Hör zu, es ist vorbei, will er sagen, sie weiß, es ist schon lange vorbei, ich will nichts von dir, wird sie sagen, nicht das, was du denkst, das ich will. Sie lässt ihn nicht zu Wort kommen, sie drängt ihn in die Wohnung, in den Flur, sie weiß genau, was sie tun muss, sie weiß genau, was er hören will, sie verwandelt sich in seine Phantasien, und gegen seine eigenen Phantasien ist jeder Mensch machtlos. Gelingt es, die Phantasien zu knacken, dann knackt man den Menschen, und niemand kennt Heinz’ Phantasien besser als sie, Lynn Zapatek. Wenn man eine Blume so schnell zum Wachsen brächte, denkt sie, wie das Halma-Männlein zwischen meinen Lippen. Lynn weiß, dass sie danach schnell verschwinden muss, sie darf ihn nicht mit ihrer Gegenwart belasten, sie muss dafür sorgen, dass sie nur Flüchtigkeit bleibt, Erinnerung, Traum, sie ist schon an der Tür und sagt ihm, du weißt, wo du mich finden kannst, und dann ist sie draußen, sie wartet nicht ab, ob er noch was sagt und was er sagt, sie denkt, ich hab alles richtig gemacht, ich hab ihm gegeben, was er haben will, Verfügbarkeit ist das, was er wünscht, er wird sich schon melden, da bin ich mir sicher.

Zu Hause steht Lynn lange im Bad.
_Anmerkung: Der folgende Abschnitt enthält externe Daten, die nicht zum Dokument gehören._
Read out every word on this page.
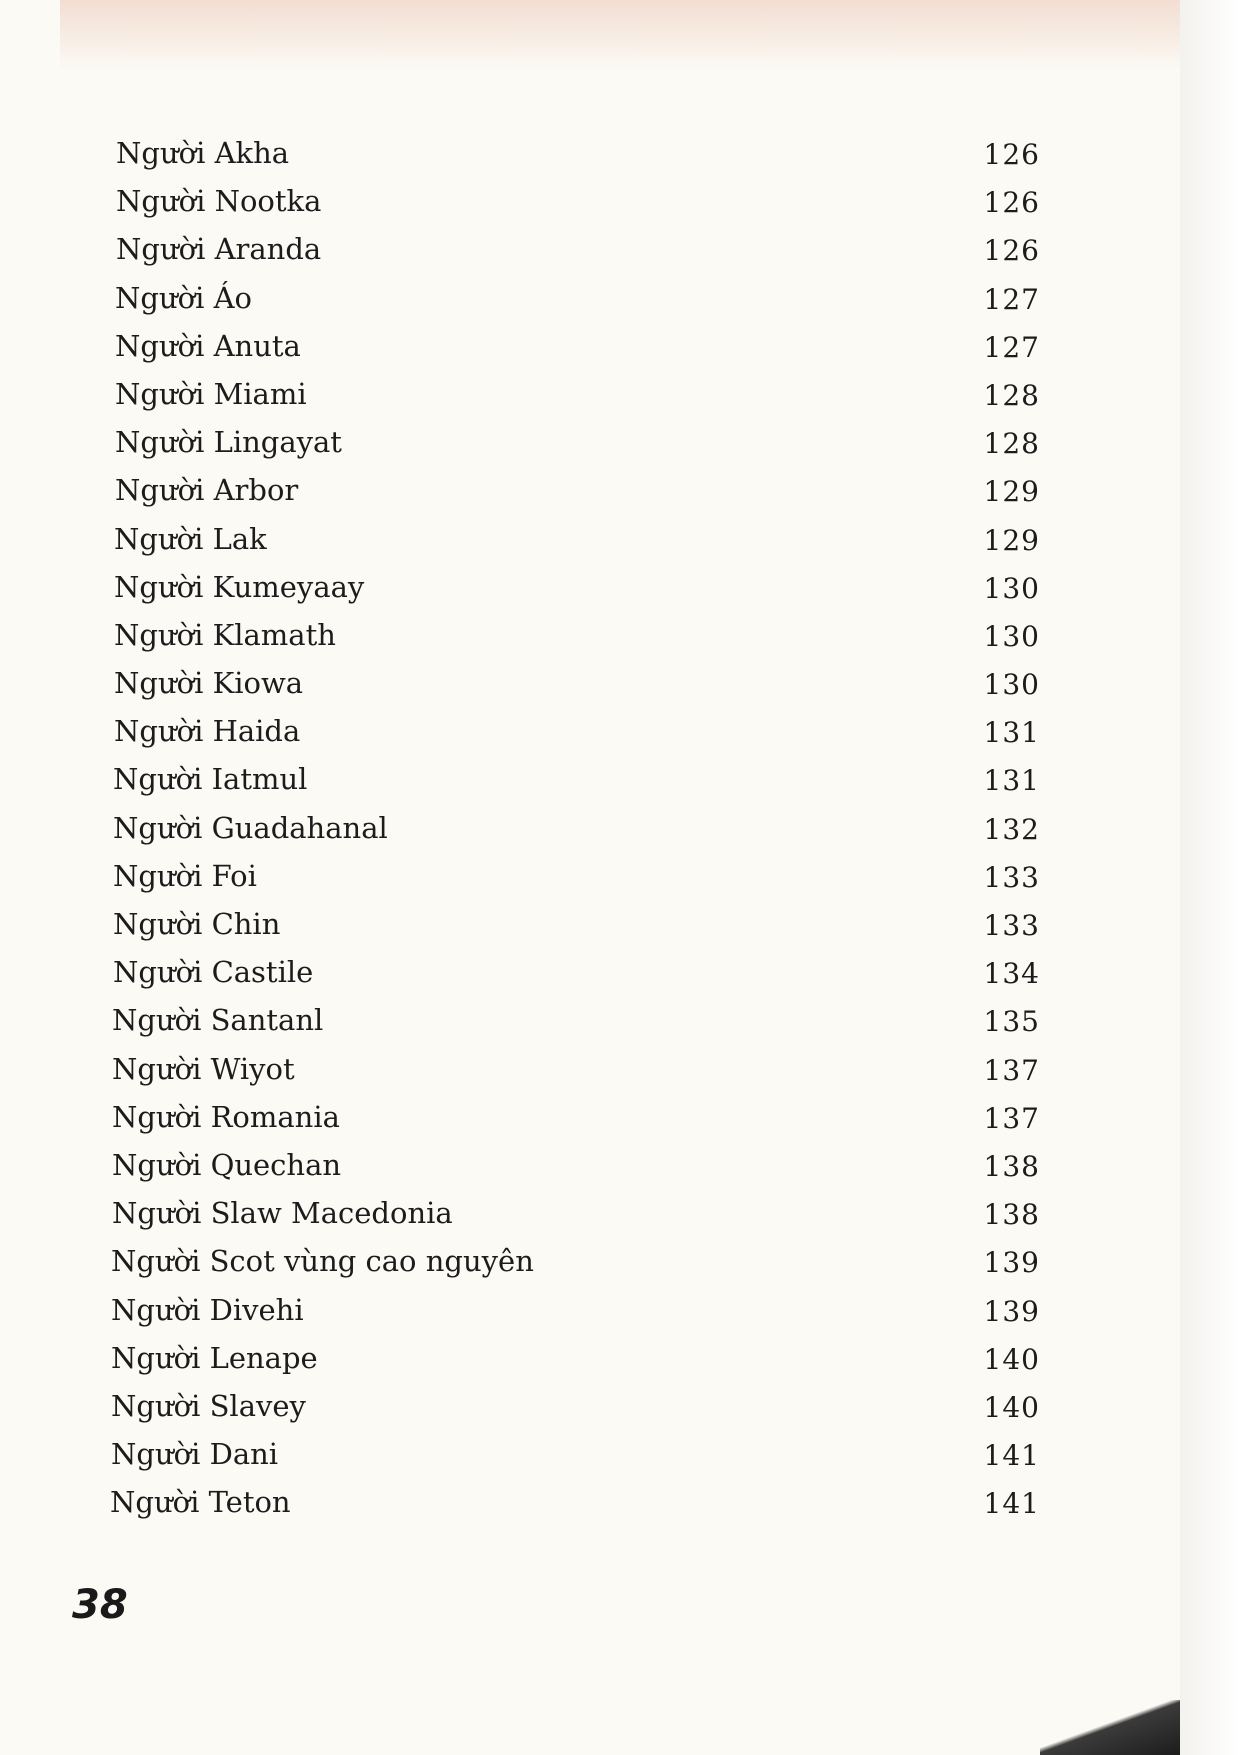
Người Akha	126
Người Nootka	126
Người Aranda	126
Người Áo	127
Người Anuta	127
Người Miami	128
Người Lingayat	128
Người Arbor	129
Người Lak	129
Người Kumeyaay	130
Người Klamath	130
Người Kiowa	130
Người Haida	131
Người Iatmul	131
Người Guadahanal	132
Người Foi	133
Người Chin	133
Người Castile	134
Người Santanl	135
Người Wiyot	137
Người Romania	137
Người Quechan	138
Người Slaw Macedonia	138
Người Scot vùng cao nguyên	139
Người Divehi	139
Người Lenape	140
Người Slavey	140
Người Dani	141
Người Teton	141
38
Vor Spiegeln kommt sie nie zu sich. Hat Spiegel schon immer gehasst. Wenn sie vor Spiegeln steht, sieht sie nie sich selbst. Sieht nur große Augen, glatte Haut, Haare, die zurückgebunden sind, volle Lippen, Schultern und ein paar Muttermale. Wer ist das?, denkt sie, verlässt das Bad und kramt aus der Handtasche ihren Ausweis. Linda Maria Zapatek, liest sie, 1975 geboren, eins fünfundsechzig groß, Haarfarbe braun, Augenfarbe grün. Das, denkt sie, bin ich?